We know that in Mourinho he can get it right and if he’s taken on board the mistakes he’s made and got the team focused on progressing from our current quagmire to a functioning competitive team, he can definitely win our respect.
2019 has been eventful. That’s a bit of an understatement isn’t it? Just take the last 2 days. I can’t have envisaged writing this as late as the eve of the announcement. Mauricio Pochettino has been relieved of his duties and been replaced by Jose Mourinho, a coup delivered with almost surgical efficiency.
Managers don’t last in the modern game. Three years in the hot seat in this league is the equivalent of ten in the nineties. Pochettino, came, saw, convinced the doubters and then sadly met his demise. At his peak he was one of the top managers in the domestic game. He delivered a team that defied expectation with a low net spend and I defy the thickest skinned Spurs fan to say he did not touch your soul. He changed our perspective of what this club could be and delivered the Champions League competition to us like no other manager in our history.
There is no doubt he has created a legacy and he helped raise the club’s profile. When I think of Poch it will be the final game at the Lane when he embodied the pride he had in the club and his squad. More recently the Ajax game will live in the memories forever. That game wasn’t just memorable for us but to the football world too. An iconic moment. Those joyous scenes after the final whistle, he was in tears, he was us, you can’t unmake those type of memories.
Whatever happens for the rest of the season or after, there is no doubt when you mention Pochettino to a Spurs fan, there will always be a fondness and a pride at some of the moments he helped to deliver.
The writing was on the wall, domestically we’ve not performed and this was not a passing fad. The sad reality is, with benefit of hindsight, the Champions League run last season had somewhat papered over the cracks.
This is not all on the manager. Form on key players has dropped and our squad just feels unbalanced and lacking purpose tactically. We have lost our ability to press effectively and in fairness we’ve even arguably been lucky at some of the draws we’ve sneaked this season and I don’t mean just City away. I’m referencing Watford and Sheffield United at home. No areas of our game have been right and Poch has, at times, surprised us with tactics and substitutions more so than ever. You never tend to question this when you win but when you lose, that’s different kettle of fish.
Very oddly, the fans have not turned against Pochettino. He’s had sympathy and even the worst fan poll I saw was around 25% of fans wanting Poch out. I should say the majority of those were not standing with banners or making calls to Talksport. He’d earned enough goodwill to have time to make things right.

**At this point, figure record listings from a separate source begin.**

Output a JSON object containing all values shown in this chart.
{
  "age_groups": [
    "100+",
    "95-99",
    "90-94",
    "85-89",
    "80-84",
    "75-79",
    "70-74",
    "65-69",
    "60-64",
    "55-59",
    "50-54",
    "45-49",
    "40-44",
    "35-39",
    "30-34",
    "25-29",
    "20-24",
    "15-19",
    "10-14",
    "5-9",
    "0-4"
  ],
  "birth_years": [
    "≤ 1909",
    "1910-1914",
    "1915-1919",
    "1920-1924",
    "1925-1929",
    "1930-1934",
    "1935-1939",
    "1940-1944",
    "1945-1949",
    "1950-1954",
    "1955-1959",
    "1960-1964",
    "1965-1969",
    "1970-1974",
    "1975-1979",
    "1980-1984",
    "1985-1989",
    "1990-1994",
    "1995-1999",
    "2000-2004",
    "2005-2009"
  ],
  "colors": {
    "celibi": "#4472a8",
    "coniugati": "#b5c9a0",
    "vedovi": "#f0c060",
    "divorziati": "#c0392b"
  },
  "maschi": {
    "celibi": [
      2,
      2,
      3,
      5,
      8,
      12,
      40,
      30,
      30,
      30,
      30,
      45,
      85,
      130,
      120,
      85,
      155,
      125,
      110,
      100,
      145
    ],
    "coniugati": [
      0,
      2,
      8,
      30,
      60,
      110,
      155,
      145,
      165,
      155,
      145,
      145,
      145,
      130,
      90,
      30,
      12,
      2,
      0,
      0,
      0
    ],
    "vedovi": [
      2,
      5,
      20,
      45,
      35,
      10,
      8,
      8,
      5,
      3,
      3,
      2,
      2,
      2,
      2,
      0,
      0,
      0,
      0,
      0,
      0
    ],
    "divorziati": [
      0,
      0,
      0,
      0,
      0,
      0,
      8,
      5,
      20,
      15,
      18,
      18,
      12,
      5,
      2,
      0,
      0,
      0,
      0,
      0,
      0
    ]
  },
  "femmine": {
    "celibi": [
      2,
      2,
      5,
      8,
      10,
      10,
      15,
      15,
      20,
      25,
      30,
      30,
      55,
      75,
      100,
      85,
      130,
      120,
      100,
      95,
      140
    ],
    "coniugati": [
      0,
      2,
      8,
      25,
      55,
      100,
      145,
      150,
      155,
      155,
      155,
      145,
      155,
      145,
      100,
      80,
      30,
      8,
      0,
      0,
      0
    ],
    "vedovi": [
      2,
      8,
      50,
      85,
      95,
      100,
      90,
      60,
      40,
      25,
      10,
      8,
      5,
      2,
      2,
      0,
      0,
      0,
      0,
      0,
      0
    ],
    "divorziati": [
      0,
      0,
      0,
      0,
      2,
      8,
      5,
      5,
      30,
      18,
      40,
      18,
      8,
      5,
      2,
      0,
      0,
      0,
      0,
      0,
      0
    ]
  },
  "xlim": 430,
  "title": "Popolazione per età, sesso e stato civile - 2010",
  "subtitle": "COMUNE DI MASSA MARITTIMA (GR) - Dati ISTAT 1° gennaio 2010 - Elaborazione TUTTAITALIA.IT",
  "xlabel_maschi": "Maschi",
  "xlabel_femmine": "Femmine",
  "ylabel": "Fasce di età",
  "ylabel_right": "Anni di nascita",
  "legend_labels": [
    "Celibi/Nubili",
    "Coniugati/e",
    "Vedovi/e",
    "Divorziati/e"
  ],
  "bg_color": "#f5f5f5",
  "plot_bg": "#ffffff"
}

The pragmatist in me says his time was up on the week of the Bayern game in early October. We’d taken an absolute beating and our reaction was to collapse at Brighton. There was the horrific moment in the first few moments where Hugo let in a terrible goal and was injured, a freak horror early in the game. That is always going to affect a team but our reaction to being a goal down was to display a complete lack of fight. Losing and poor performances happen, the measure of the team and the manager in charge is how they react. In retrospect I think in those moments the die was cast.
If I take my feelings to one side, I can understand Levy’s decision. Maybe it was time for Poch to go. He leaves with his legacy intact and the club have the outside chance of having something to show for this season and to rebuild so that, at the very least, the 2020 season will see a more competitive and able version of Tottenham Hotspur.
What I am not sure of is Jose Mourinho. He seems more naturally matched with a club with far greater resources than ours. He manages the billionaires who are happy to buy the players that others can’t afford.
He is also in need of restoring his reputation. His recent tenure at Old Trafford had not been a happy one (in his final season) and his reputation for being aloof and petulant when the chips are down is a concern that I still worry about. He has, in fairness, got his PR right in his first press conference. Even praising Pochettino, which, earnest or not, is the savvy thing to do. He needs to convince us that we’re going to get a stable manager with a vision that fits with the club.
We know that in Mourinho he can get it right and if he’s taken on board the mistakes he’s made and got the team focused on progressing from our current quagmire to a functioning competitive team, he can definitely win our respect. Though whether he can endear himself to the levels of love that our Argentinian Special One did is something that only time will tell.
I won’t forget those moments that Pochettino gave us for which I’ll be forever grateful, it was quite a ride. The fact is Mourinho is at the helm now and regardless of his history I wish him every success in getting Spurs back on track, we need redemption and so does he.